En deuxième lieu, il résulte de ce qui a été dit aux points 10 à 15 qu’aucun des moyens soulevés à l’encontre de la décision obligeant Mme A… à quitter le territoire français n’est fondé. Le moyen tiré de l’illégalité de la décision portant interdiction de retour sur le territoire français en raison de l’illégalité de la décision lui faisant obligation de quitter le territoire français doit être écarté.
En troisième lieu, pour les mêmes motifs que ceux mentionnés au point 5 du présent jugement, et malgré la durée de présence de Mme A… et le fait qu’elle ne représente pas une menace pour l’ordre public, dès lors que celle-ci a fait l’objet d’une précédente mesure d’éloignement et ne fait pas état d’une insertion professionnelle stable en France, la requérante n’est pas fondée à soutenir que la décision portant interdiction de territoire français pour une durée de six mois méconnait les stipulations de l’article 8 de la convention européenne de sauvegarde des droits de l’homme et des libertés fondamentales, ni qu’elle est entachée d’une erreur manifeste d’appréciation.

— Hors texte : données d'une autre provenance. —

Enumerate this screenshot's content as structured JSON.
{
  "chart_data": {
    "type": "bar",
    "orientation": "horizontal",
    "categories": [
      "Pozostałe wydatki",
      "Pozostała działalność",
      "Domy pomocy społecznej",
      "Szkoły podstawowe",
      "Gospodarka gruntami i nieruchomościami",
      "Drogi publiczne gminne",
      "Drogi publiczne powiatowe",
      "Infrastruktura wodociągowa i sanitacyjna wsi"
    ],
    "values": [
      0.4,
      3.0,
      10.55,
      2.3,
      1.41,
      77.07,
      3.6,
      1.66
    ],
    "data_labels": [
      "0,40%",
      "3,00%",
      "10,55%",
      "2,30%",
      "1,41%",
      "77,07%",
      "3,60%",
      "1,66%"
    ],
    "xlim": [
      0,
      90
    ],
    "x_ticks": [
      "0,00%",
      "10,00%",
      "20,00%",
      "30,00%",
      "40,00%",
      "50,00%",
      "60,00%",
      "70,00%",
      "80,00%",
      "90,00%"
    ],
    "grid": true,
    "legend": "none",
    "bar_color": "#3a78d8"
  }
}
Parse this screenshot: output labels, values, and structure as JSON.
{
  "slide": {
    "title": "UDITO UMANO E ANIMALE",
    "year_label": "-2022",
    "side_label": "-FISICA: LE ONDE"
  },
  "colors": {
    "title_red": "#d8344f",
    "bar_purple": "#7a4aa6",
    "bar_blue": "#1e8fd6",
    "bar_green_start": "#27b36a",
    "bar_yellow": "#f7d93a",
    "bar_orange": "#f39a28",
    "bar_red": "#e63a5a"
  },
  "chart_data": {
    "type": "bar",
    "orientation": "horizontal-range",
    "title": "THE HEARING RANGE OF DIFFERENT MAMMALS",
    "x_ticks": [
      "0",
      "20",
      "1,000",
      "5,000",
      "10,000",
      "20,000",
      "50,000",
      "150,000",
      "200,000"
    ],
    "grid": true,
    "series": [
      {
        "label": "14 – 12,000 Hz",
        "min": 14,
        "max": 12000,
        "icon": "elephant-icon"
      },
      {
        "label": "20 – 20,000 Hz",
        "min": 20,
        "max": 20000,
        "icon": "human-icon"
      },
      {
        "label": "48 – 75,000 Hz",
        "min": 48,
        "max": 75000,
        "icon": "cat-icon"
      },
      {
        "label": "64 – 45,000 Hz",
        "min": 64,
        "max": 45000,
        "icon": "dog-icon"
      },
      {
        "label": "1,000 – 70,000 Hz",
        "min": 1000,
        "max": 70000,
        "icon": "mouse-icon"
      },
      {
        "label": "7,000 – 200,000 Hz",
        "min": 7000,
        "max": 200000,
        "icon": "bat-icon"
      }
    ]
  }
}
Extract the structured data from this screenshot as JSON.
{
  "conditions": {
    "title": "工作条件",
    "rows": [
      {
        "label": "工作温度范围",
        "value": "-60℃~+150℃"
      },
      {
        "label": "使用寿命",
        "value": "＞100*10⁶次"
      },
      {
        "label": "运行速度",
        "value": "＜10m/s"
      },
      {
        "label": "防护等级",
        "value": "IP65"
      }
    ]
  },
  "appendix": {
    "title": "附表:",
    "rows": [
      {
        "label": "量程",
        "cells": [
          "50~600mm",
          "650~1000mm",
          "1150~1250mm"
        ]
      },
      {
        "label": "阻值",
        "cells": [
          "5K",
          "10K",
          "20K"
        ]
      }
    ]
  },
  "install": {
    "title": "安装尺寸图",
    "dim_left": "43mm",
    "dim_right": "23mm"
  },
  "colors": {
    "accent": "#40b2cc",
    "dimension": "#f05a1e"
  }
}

Il résulte de tout ce qui précède que les conclusions à fin d’annulation présentées par Mme A… dirigées contre l’arrêté préfectoral du 16 janvier 2025 et contre la décision du 7 mars 2025 rejetant son recours gracieux doivent être rejetées, ainsi que, par voie de conséquence, ses conclusions aux fins d’injonction et d’astreinte, ainsi que ses conclusions au titre des dispositions de l’article 37 de la loi du 10 juillet 1991 et de l’article L. 761-1 du code de justice administrative.
D E C I D E :
Article 1er : La requête de Mme A… est rejetée.
Article 2 : Le présent jugement sera notifié à Mme B… A…, à Me Madeline, associée de la SELARL Eden avocats et au préfet de la Seine-Maritime.
Délibéré après l’audience du 18 septembre 2025, à laquelle siégeaient :
Mme Galle, présidente,
Mme Delacour, première conseillère ;
et Mme Esnol, conseillère.
Rendu public par mise à disposition au greffe le 3 octobre 2025.
La rapporteure,
signé
B. Esnol
La présidente,
signé
C. Galle
La greffière,
signé
A. Hussein
La République mande et ordonne au préfet de la Seine-Maritime en ce qui le concerne ou à tous commissaires de justice à ce requis en ce qui concerne les voies de droit commun contre les parties privées, de pourvoir à l’exécution de la présente décision.